When you think about it, there are only so many situations you can be in on a football field: ball in the final third, winger on a flank, corners, free kicks, etc. So Graham could easily run his model for each of these situations—which he would call a “game state”—to give him insight into the probability of scoring a goal from almost any position on the football field.

Okay, so he has all these probabilities—what good is it?

This is where it gets interesting, at least for me. Graham would use these probabilities to help him rate players. For example, let's say the example I mentioned previously was true:

If you have the ball in your own half, there is a 0.4% chance you will score.

Let’s also say that if the ball is on the edge of the opposition's box, the probability you score from there is 1.7%.

If we have a player that has the ball in midfield in his own half and he loses the ball, well then he just reduced the chance of his team scoring by 0.4%, right?

In that case, we will reduce this player's rating.

But what if, from his own half, he made a successful pass to a teammate on the edge of the opposition box? From his own half, it was a 0.4% chance to score, but now from the edge of the box, it’s a 1.7% chance. He just increased the chance of his team scoring by 1.3%!

In that case, we increase the player’s rating.

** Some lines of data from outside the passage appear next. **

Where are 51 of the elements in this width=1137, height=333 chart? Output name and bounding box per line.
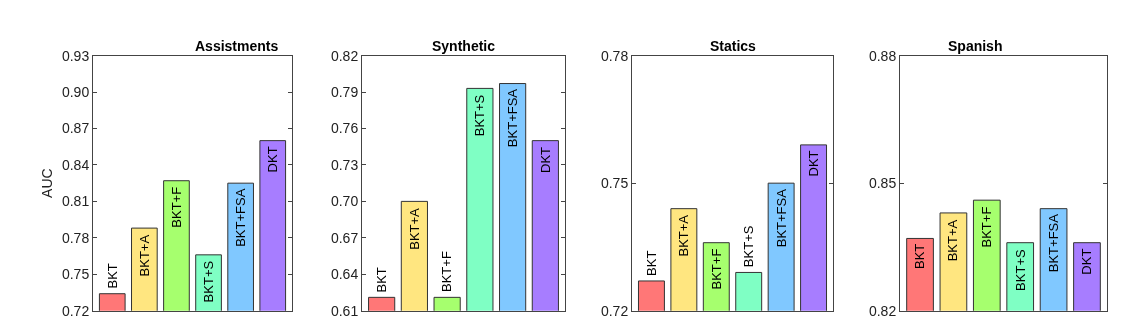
category-label: BKT+A bbox=[407, 208, 423, 250]
chart-title: Assistments bbox=[195, 38, 279, 54]
chart-title: Synthetic bbox=[432, 38, 496, 54]
category-label: BKT+FSA bbox=[233, 188, 249, 247]
category-label: DKT bbox=[1079, 248, 1095, 275]
y-tick-label: 0.82 bbox=[330, 47, 359, 64]
category-label: DKT bbox=[265, 146, 281, 173]
y-tick-label: 0.88 bbox=[868, 47, 897, 64]
y-tick-label: 0.72 bbox=[600, 302, 629, 319]
category-label: BKT+FSA bbox=[773, 189, 789, 248]
y-tick-label: 0.81 bbox=[61, 193, 90, 210]
y-tick-label: 0.78 bbox=[600, 47, 629, 64]
chart-title: Spanish bbox=[948, 38, 1003, 54]
category-label: BKT+S bbox=[1012, 249, 1028, 291]
y-tick-label: 0.90 bbox=[61, 83, 90, 100]
y-tick-label: 0.84 bbox=[61, 156, 90, 173]
y-tick-label: 0.61 bbox=[330, 302, 359, 319]
category-label: BKT+S bbox=[472, 94, 488, 137]
y-tick-label: 0.72 bbox=[61, 302, 90, 319]
y-tick-label: 0.75 bbox=[61, 266, 90, 283]
y-tick-label: 0.93 bbox=[61, 47, 90, 64]
chart-title: Statics bbox=[710, 38, 757, 54]
category-label: BKT+F bbox=[169, 186, 185, 228]
y-tick-label: 0.87 bbox=[61, 120, 90, 137]
category-label: BKT+A bbox=[945, 219, 961, 262]
y-tick-label: 0.75 bbox=[600, 175, 629, 192]
category-label: BKT+S bbox=[200, 260, 216, 303]
category-label: BKT bbox=[105, 263, 121, 289]
y-tick-label: 0.78 bbox=[61, 229, 90, 246]
category-label: BKT+F bbox=[439, 251, 455, 292]
y-tick-label: 0.73 bbox=[330, 156, 359, 173]
y-tick-label: 0.79 bbox=[330, 83, 359, 100]
category-label: BKT+F bbox=[979, 206, 995, 248]
category-label: BKT+A bbox=[137, 234, 153, 277]
category-label: BKT+FSA bbox=[1045, 214, 1061, 273]
y-tick-label: 0.64 bbox=[330, 266, 359, 283]
y-axis-title: AUC bbox=[38, 168, 55, 198]
y-tick-label: 0.82 bbox=[868, 302, 897, 319]
category-label: BKT+FSA bbox=[505, 88, 521, 148]
category-label: BKT bbox=[373, 267, 389, 293]
category-label: DKT bbox=[805, 150, 821, 177]
y-tick-label: 0.76 bbox=[330, 120, 359, 137]
y-tick-label: 0.67 bbox=[330, 229, 359, 246]
category-label: BKT bbox=[912, 243, 928, 269]
category-label: BKT+F bbox=[709, 248, 725, 290]
category-label: BKT bbox=[643, 250, 659, 276]
y-tick-label: 0.70 bbox=[330, 193, 359, 210]
category-label: DKT bbox=[537, 146, 553, 173]
category-label: BKT+A bbox=[676, 214, 692, 257]
category-label: BKT+S bbox=[741, 225, 757, 268]
y-tick-label: 0.85 bbox=[868, 175, 897, 192]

When Graham first presented the model, according to the model, it rated all the players that we would have all agreed to have been world class at the time (Ronaldo, Messi, Ribéry, Bale, etc.) very highly. It was a fantastic model to base recruitment decisions off, as it could highlight players who added goal threat that may have gone under the radar for many clubs.

Conclusion

This is just one example of how data and machine learning was used to bring huge success to a club. There are plenty of other examples out there, and I would also highly recommend reading Ian Graham’s book, “How to Win the Premier League.” He goes into a lot more depth on different models used and how they work.